Jack: “Maybe both. The stubborn ones keep our history. The adaptable ones build our future.”
Jeeny: “And the rest of us?”
Jack: “We try not to get crushed between them.”
Host: She laughed softly, though it wasn’t amusement — more like a sigh given shape.
Jeeny: “You know what’s funny? This factory was built on progress once. Back then, change was hope. Now, it’s eviction.”
Jack: “That’s the cycle. Yesterday’s revolution becomes today’s bureaucracy. It’s the law of every system — even the human heart.”
Jeeny: “So maybe that’s the real meaning of Askren’s quote. People oppose change not because it’s bad — but because it reminds them they’re temporary.”
Jack: “Yeah. Every new beginning announces someone’s ending.”

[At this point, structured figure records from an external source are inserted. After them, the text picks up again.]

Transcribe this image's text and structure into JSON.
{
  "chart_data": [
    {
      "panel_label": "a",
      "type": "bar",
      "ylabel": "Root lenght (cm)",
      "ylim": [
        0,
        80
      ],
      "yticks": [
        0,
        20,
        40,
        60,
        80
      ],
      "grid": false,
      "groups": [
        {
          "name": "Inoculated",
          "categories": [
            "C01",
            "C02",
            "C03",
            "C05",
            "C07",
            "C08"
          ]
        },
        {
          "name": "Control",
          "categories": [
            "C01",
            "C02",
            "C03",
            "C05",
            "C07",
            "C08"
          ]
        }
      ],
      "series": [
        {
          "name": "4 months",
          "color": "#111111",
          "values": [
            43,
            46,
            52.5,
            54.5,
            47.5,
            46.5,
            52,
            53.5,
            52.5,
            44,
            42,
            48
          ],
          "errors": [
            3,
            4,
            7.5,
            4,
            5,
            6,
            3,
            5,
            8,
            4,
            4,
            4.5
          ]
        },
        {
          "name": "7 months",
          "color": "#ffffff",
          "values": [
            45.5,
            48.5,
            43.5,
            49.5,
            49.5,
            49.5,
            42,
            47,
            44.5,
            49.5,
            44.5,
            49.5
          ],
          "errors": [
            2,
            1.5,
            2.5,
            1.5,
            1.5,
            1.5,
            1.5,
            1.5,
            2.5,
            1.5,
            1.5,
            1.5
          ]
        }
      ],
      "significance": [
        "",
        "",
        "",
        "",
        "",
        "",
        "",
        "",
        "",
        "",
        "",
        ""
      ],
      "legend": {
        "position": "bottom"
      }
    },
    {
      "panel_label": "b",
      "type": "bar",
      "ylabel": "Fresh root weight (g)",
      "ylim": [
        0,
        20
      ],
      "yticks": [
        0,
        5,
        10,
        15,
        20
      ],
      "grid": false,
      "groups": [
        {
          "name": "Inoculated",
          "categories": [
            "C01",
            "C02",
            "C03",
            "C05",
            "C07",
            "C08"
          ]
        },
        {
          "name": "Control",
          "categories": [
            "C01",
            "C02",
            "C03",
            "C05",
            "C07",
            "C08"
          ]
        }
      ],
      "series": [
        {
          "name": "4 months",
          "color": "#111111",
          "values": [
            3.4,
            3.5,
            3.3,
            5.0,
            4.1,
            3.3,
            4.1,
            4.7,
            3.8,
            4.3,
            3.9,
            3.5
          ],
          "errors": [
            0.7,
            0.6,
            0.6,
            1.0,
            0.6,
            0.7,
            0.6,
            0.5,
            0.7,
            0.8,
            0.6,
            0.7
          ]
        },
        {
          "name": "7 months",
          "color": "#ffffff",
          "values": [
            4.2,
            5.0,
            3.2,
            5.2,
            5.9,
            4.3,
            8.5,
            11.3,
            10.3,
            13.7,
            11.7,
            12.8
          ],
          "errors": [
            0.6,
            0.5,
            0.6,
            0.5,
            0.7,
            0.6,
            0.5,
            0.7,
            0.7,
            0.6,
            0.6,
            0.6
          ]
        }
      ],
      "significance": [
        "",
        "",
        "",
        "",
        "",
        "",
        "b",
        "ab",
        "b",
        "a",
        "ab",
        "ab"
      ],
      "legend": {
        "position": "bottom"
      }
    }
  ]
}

Host: A long silence. Outside, the last train passed — its rumble shaking the thin glass like the pulse of a living city moving on. Jack turned toward Jeeny, his voice quieter now.
Jack: “You ever wonder if the future feels sorry for us?”
Jeeny: “No. I think it envies us. We’re still allowed to feel the ache of change. It’s proof we’re alive.”
Host: The light above them buzzed once, then went out, plunging the room into half-shadow. Jeeny’s face glowed faintly from the fading sunset, soft, uncertain, beautiful.
Jeeny: “So what do we do now?”
Jack: “Same thing people always do. Fight the change until it becomes routine. Then pretend we wanted it all along.”
Jeeny: “And when the next change comes?”
Jack: “We curse it — and start over.”
Host: They both laughed, softly — two voices in a dying room that somehow still carried warmth. The factory around them seemed to breathe one last sigh, the way old buildings do before sleep.
Outside, the sky deepened into indigo. The cranes moved on. The city buzzed louder.
And on that chalk-stained wall, Askren’s words stood like a prophecy — not of despair, but of the strange, stubborn beauty of being human:
People are stubborn, yes. But maybe it’s that stubbornness — that fierce refusal to let go — that gives change its meaning at all.
Host: The camera pulled back — Jack and Jeeny silhouetted in the last light of the day, two souls caught between what was and what must be — their shadows long, their silence honest.
And as the screen faded to black, the only sound left was the whisper of the wind through the open door, carrying both the past and the future in one breath.